In August 2026, Ramco Systems implemented its Payce platform for Cromwell Property Group, supporting the company's payroll operations in Australia.
=== Aviation software ===
Ramco Systems provides aviation maintenance software for civil and defense clients.

Ramco Systems’ ERP products such as its Aviation ERP also make use of artificial intelligence and machine learning.

Its aviation software was also adopted by Iraqi Airways in the year 2021.

Ramco Systems began supplying version 5.9 of its aviation maintenance and engineering suite to General Atomics Aeronautical Systems for use in its SkyGuardian Global Support Solutions program in 2022.

In 2023, Etihad Airways announced that it would also be implementing Ramco Systems’ Aviation Suite V5.9 at the MRO Middle East conference. Philippine Airlines joined Etihad Airways in using Aviation Suite V5.9 in the same year. In the same year, they also signed a deal with Australian technology company Nova Systems to develop material resource planning (MRP) software for Nova Systems. In the same year, Ramco Systems entered a strategic partnership with Airbus Helicopters SAS to develop an MIS Data Pack Connector.
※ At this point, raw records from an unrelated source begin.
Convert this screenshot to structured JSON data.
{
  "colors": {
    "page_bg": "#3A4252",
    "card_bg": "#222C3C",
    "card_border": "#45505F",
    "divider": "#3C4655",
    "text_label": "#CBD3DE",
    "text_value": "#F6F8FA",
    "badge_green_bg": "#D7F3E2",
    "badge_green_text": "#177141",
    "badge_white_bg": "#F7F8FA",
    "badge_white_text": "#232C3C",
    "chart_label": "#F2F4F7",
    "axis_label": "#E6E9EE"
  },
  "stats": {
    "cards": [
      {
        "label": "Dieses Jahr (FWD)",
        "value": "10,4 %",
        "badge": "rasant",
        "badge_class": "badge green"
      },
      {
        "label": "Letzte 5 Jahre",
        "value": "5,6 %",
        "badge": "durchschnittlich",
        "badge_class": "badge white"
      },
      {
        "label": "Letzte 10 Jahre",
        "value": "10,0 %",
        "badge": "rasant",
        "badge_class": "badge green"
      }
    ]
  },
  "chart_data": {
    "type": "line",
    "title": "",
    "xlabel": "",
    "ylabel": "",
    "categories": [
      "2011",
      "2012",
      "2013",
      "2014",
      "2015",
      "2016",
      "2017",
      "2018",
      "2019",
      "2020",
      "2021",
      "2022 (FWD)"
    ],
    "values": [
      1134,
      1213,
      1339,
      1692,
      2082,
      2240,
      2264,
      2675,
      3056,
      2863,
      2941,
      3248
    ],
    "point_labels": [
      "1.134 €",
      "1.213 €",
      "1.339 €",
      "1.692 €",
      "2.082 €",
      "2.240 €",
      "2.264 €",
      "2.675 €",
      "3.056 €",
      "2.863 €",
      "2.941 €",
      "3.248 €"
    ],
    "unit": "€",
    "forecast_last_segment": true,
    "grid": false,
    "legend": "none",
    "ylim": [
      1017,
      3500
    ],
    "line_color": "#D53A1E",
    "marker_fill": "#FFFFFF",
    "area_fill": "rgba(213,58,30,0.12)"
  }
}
In April 2024, Korean Air announced that it was collaborating with Ramco Aviation to implement Ramco Aviation Suite at Korean Air’s Engine Maintenance Center.

In March 2026, Ramco Systems announced that the Tata Advanced Systems Limited (TASL) has selected its aviation MRO software for the MRO facility that is under construction to support the C-130J Super Hercules fleet of the Indian Air Force. The software will manage all aspects of the facility's operation, including contract and quote management, maintenance planning, hangar and component maintenance, supply chain management, engineering and quality, as well as customer billing.

=== ERP ===
Ramco Systems also develops enterprise resource planning software that allows users to manage functions such as supply chain/logistics planning, finance management, and human resources management.

=== Logistics Software ===
Ramco Systems’ logistics software includes cloud-based solutions for warehouse management and transportation, and fleet management for third party logistics and express parcel provider.

It also provides end-to-end services for 3PLs, e-commerce logistics providers, and other businesses that use analytics and artificial intelligence.

In 2023, Ramco Systems implemented its Logistics ERP Software at Freight Specialists, a freight and distribution services provider based in Sydney, Australia, to automate company-wide operations and services.

=== RAMCO CHIA ===
Ramco CHIA is a virtual assistant that uses artificial intelligence features such as deep learning and natural language processing for HR transactions.

=== RamcoGEEK ===
Ramco Systems has also released a facial attendance system called RamcoGEEK, which used facial recognition technology and temperature recording to create a "touch-less" workplace attendance for use during the COVID-19 pandemic.

=== Microsoft collaborations ===
Ramco Systems has partnered with Microsoft on products such as Ramco Global Payroll Software, which is integrated with Microsoft Dynamics 365 for Talent. It has also used Microsoft's cloud platform for its cloud computing and Microsoft's Cloud AI platform for artificial intelligence, such as Chia, Ramco Systems’ chatbot which uses Microsoft Luis.

== Locations ==
The company has locations in several countries, including: United States, China, Canada, Australia, Philippines, Indonesia, India and South America.